The first time we learned to compartmentalize the various facets of our lives was at boarding school. Very few of us would ever talk about our homes or families (or even think about them) as a sort of filter to protect ourselves from the almost unbearable sadness of being (there). In some of us the habit would persist into our twenties and become a breeding ground for schizophrenia.
You became like the man with no name riding into town, tethering his horse in front of the saloon and then entering into life of the place for a few years then exiting from the saloon, untying his horse and riding away to the next town.
One such life for me was the time I spent at Bretton Hall. Situated in wooded South Yorkshire parkland, this small elegant early 18th century mansion housed at that time a College of Education. I entered the, by now, familiar enclosed micro-society and became a (professional) student.
We were the last beneficiaries of The Welfare State; but already change was in the air and the new Education Minister (a certain M. Thatcher) was sharpening the blade of the scythe with a whet-stone and, like the fallow grazing deer in the park, we lifted our noses from the grass and sniffed the air and scented danger.
I joined a literary club, where almost every month there was a guest speaker – some minor post kitchen-sink novelist, in which the local district seemed to abound, some aggressive out-to-shock feminist writer who told us she would read Henry Miller while sitting on the loo (which was frankly way too much detail, dear) and some even more minor Leeds poet digging out his arrhythmic non-verse.
One evening we asked the College Principal if he wouldn’t mind popping by and giving a reading of one his favourite poems; being students we all had to sit cross-legged on the carpeted floor (although there were perfectly adequate chairs available).
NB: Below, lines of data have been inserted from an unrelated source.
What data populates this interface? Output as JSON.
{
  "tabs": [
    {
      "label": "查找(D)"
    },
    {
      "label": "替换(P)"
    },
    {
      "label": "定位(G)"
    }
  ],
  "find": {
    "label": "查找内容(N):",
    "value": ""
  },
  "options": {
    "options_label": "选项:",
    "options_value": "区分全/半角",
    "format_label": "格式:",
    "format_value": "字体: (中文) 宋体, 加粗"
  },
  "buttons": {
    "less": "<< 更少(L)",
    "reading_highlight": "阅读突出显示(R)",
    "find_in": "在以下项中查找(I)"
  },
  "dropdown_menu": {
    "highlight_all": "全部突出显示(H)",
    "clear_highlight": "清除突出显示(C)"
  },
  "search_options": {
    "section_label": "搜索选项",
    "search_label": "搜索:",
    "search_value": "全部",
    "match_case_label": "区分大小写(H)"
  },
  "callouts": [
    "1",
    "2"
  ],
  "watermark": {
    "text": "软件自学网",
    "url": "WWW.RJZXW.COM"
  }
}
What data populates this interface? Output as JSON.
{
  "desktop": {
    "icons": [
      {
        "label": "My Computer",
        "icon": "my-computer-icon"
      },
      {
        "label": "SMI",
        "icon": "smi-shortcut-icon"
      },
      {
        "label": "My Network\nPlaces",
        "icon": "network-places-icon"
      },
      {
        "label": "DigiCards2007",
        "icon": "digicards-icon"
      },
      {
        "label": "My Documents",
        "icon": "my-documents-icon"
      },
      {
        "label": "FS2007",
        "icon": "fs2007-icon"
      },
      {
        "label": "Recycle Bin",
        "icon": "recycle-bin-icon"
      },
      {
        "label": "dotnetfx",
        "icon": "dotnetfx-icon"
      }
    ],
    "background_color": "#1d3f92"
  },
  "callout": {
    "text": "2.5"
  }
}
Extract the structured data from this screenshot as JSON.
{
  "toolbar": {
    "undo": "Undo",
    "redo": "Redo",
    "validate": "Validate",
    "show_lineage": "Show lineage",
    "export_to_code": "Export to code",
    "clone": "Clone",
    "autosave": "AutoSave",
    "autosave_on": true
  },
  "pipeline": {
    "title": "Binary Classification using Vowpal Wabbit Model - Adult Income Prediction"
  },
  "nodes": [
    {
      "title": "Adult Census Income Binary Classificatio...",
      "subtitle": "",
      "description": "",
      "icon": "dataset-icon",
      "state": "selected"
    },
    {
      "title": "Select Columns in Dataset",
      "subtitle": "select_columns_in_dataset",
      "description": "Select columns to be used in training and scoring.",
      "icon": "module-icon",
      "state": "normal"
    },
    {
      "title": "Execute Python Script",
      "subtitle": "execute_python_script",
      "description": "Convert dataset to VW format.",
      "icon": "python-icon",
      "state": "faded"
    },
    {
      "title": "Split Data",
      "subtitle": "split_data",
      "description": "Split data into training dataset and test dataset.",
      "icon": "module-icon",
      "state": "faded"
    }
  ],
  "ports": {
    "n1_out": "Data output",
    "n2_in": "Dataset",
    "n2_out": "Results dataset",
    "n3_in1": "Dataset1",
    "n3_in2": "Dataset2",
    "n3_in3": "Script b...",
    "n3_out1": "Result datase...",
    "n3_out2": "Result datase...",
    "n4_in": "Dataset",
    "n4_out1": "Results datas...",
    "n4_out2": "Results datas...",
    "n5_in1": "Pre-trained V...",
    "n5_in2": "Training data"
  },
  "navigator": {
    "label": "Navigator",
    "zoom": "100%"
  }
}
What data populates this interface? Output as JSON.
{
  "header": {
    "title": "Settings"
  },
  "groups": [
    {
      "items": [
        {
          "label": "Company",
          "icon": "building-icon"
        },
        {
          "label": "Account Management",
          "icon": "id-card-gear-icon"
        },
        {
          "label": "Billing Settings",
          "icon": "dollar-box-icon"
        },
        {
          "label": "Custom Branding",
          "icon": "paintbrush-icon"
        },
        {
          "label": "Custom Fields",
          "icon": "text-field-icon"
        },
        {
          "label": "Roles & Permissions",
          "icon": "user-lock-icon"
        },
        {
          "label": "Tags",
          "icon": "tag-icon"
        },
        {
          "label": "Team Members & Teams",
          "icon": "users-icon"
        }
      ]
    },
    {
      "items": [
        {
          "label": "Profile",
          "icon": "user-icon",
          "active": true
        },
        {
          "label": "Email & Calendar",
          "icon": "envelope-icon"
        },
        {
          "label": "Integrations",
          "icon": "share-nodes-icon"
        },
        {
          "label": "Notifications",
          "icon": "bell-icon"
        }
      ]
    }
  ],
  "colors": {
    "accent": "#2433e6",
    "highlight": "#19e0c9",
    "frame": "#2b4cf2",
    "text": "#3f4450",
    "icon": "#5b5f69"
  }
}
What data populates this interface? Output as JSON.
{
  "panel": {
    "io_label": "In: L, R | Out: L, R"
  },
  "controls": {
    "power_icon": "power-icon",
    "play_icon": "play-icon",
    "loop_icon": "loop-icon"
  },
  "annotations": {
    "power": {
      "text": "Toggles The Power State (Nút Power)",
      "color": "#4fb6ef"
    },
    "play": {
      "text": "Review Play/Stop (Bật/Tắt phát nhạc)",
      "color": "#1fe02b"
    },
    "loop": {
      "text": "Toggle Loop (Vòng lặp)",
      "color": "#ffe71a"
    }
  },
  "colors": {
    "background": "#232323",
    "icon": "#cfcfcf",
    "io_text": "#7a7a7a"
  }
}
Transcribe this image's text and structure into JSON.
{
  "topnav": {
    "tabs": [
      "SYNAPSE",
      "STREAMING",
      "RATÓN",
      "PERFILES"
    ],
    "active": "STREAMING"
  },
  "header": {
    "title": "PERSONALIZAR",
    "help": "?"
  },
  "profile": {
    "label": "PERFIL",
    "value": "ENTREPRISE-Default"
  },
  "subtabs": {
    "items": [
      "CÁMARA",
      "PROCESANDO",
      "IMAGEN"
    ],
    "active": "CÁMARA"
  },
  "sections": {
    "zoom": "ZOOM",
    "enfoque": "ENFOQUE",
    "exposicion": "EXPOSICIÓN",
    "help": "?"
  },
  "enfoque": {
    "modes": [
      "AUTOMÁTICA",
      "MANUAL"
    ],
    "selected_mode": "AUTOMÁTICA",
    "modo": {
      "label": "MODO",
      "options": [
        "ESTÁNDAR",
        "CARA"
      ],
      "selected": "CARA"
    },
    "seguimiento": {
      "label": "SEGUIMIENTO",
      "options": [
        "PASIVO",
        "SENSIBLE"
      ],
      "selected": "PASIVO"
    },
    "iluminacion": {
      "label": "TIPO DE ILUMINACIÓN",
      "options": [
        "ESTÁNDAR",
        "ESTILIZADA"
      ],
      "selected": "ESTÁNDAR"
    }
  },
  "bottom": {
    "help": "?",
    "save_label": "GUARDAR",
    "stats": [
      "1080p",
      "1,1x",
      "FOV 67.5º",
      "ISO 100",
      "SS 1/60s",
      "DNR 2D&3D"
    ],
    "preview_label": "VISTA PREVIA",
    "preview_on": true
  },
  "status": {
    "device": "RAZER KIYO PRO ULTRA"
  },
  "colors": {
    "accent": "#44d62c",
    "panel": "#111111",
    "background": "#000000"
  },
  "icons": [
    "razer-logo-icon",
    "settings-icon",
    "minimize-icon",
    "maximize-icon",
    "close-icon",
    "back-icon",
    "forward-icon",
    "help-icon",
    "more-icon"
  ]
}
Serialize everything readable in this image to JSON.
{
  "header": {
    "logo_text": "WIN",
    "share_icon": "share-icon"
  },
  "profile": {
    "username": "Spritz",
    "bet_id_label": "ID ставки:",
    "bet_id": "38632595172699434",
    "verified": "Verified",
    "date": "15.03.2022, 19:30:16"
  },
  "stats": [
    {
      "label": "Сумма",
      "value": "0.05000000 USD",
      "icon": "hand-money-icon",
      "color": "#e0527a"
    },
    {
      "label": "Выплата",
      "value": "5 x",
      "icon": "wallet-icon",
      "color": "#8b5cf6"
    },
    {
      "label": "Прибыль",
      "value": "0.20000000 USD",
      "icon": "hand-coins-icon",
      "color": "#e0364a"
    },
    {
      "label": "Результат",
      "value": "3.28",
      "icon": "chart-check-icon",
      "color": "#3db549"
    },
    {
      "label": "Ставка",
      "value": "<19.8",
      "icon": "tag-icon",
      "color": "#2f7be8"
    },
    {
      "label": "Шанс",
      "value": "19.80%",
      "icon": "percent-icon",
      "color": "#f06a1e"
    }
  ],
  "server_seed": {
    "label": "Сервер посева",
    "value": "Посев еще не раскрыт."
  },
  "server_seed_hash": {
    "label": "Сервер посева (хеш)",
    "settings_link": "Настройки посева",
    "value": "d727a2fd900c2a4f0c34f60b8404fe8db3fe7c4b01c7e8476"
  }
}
This person, an affable Welshman and a career academic, had chosen Fern Hill by Dylan Thomas.
He read well and I was moved.
|Now as I was young and easy under the apple boughs
About the lilting house and happy as the grass was green,
The night above the dingle starry,
Time let me hail and climb
Golden in the heydays of his eyes,
And honoured among wagons I was prince of the apple towns
And once below a time I lordly had the trees and leaves
Trail with daisies and barley
Down the rivers of the windfall light.
And as I was green and carefree, famous among the barns
About the happy yard and singing as the farm was home,
In the sun that is young once only,
Time let me play and be
Golden in the mercy of his means,
And green and golden I was huntsman and herdsman, the calves
Sang to my horn, the foxes on the hills barked clear and cold,
And the sabbath rang slowly
In the pebbles of the holy streams.
All the sun long it was running, it was lovely, the hay
Fields high as the house, the tunes from the chimneys, it was air
And playing, lovely and watery
And fire green as grass.
And nightly under the simple stars
As I rode to sleep the owls were bearing the farm away,
All the moon long I heard, blessed among stables, the nightjars
Flying with the ricks, and the horses
Flashing into the dark.
And then to awake, and the farm, like a wanderer white
With the dew, come back, the cock on his shoulder: it was all
Shining, it was Adam and maiden,
The sky gathered again
And the sun grew round that very day.
So it must have been after the birth of the simple light
In the first, spinning place, the spellbound horses walking warm
Out of the whinnying green stable
On to the fields of praise.
And honoured among foxes and pheasants by the gay house
Under the new made clouds and happy as the heart was long,
In the sun born over and over,
I ran my heedless ways,
My wishes raced through the house high hay
And nothing I cared, at my sky blue trades, that time allows
In all his tuneful turning so few and such morning songs
Before the children green and golden
Follow him out of grace,
Nothing I cared, in the lamb white days, that time would take me
Up to the swallow thronged loft by the shadow of my hand,
In the moon that is always rising,
Nor that riding to sleep
I should hear him fly with the high fields
And wake to the farm forever fled from the childless land.
Oh, as I was young and easy in the mercy of his means,
Time held me green and dying
Though I sang in my chains like the sea.